Мы отрывались все утро. Скачали через мобильник «Лучшие хиты «Air Supply»», и я уже предвкушал, как стану изгаляться на аллее кампуса школы Святого Иеронима и орать «Солнечный день — это повод для секса…», а Бриджид будет подтягивать припев своим приятным меццо-сопрано. Пока же я прикалывался над полицейскими. За окнами белой папиной «ауди» Коннектикут сменился Массачусетсом, а затем Нью-Гэмпширом — по обеим сторонам дороги впечатляюще высились голые гранитные глыбы.

— Бриджид, меня, возможно, попросят сказать речь. — Я переключил скорость. — А я не знаю, что говорить. Какие у тебя соображения?

— Говори покороче, — посоветовала Бриджид.

Я вытащил из кармана блокнот и поспешно свернул на обочину.

— Вот, Бриджид, напиши здесь: «Краткость». Но этого мало. Нужна тема.

— Перечисли самые важные события за последние десять лет.

— Даже не знаю. Развал Советского Союза и, как следствие, беспрецедентная возможность управлять миром посредством законов и правосудия? Каковое правосудие Штаты скомпрометировали своим стремлением к глобальной гегемонии и принципом «Все животные равны, но некоторые равнее»? Да, еще не забыть сказать о навязанной Вашингтоном и не оправдавшей себя модели глобальной экономики и распространении интернета. А? Как ты думаешь, Бридж? О терроризме упоминать не буду, потому что не знаю, как с ним бороться.

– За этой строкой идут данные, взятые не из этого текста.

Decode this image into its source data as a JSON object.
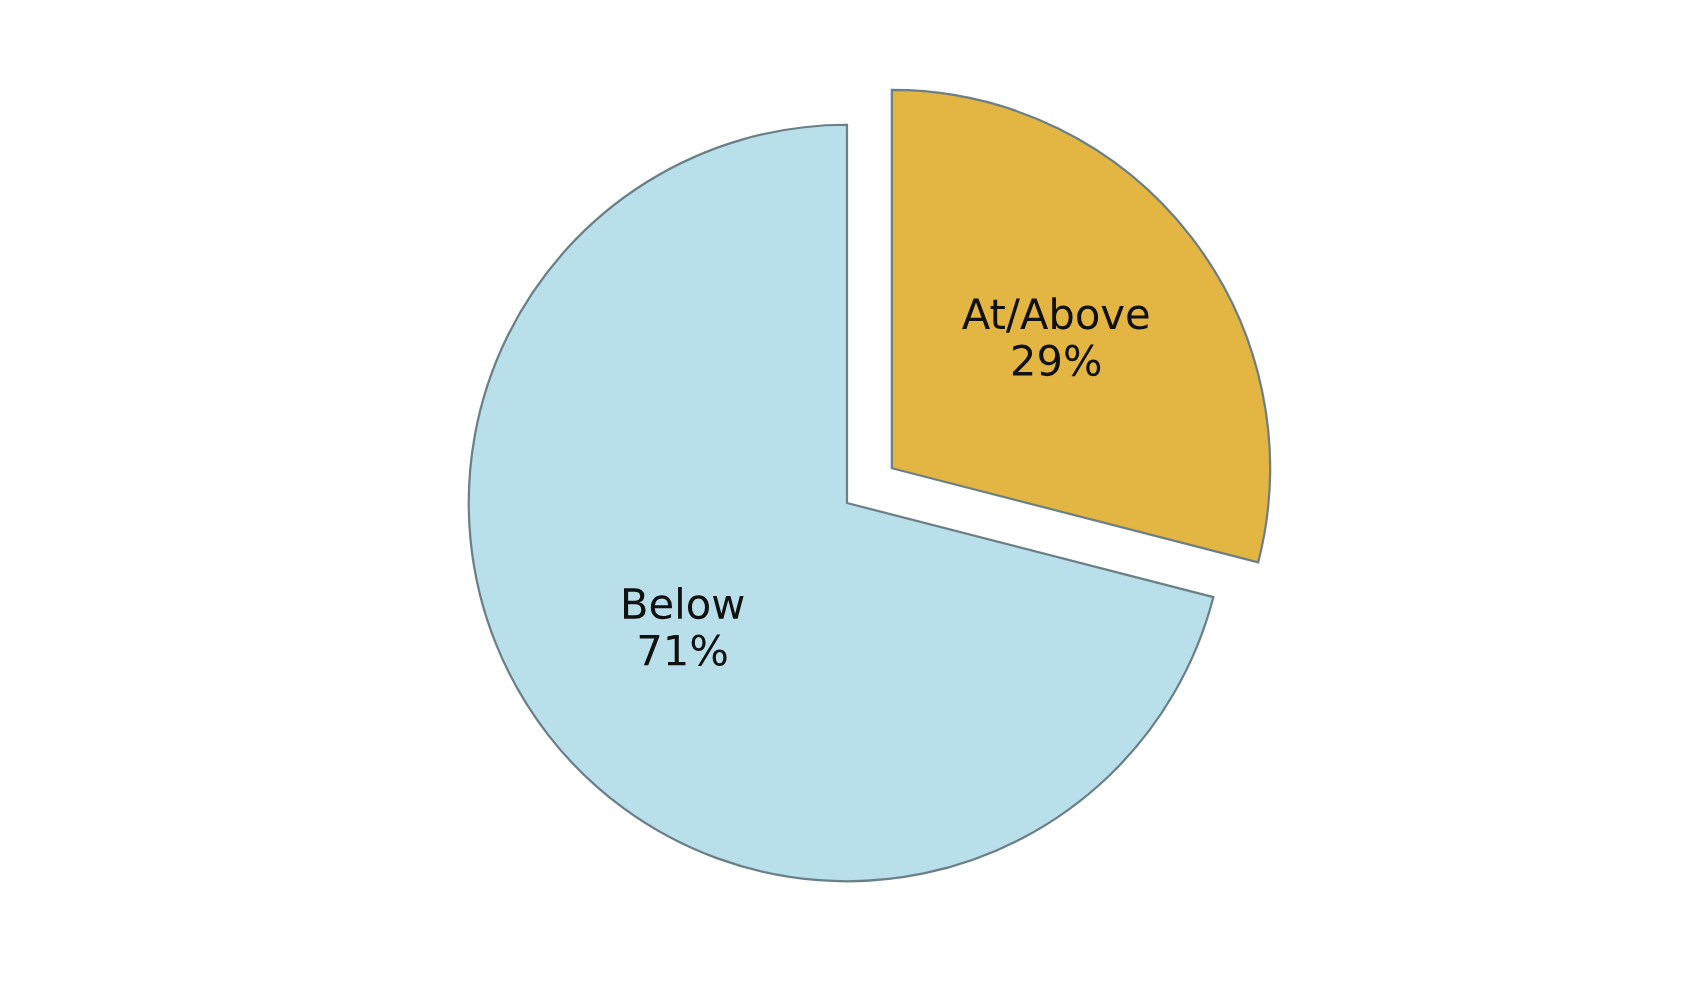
{
  "chart_data": {
    "type": "pie",
    "categories": [
      "At/Above",
      "Below"
    ],
    "values": [
      29,
      71
    ],
    "colors": [
      "#e3b542",
      "#b8dfea"
    ],
    "value_labels": [
      "29%",
      "71%"
    ]
  }
}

— Только убивая террористов. Больше никак.

— Пожалуй.

— Все это хорошо, но что случилось лично с тобой за последние десять лет? Если не считать меня.

— Почему это тебя не считать? Как раз можно не считать все остальное. Хотя ты права. Поменьше определенности. Запиши еще: «Работа и любовь». Найти хотя бы что-то одно за десять лет — уже хорошо.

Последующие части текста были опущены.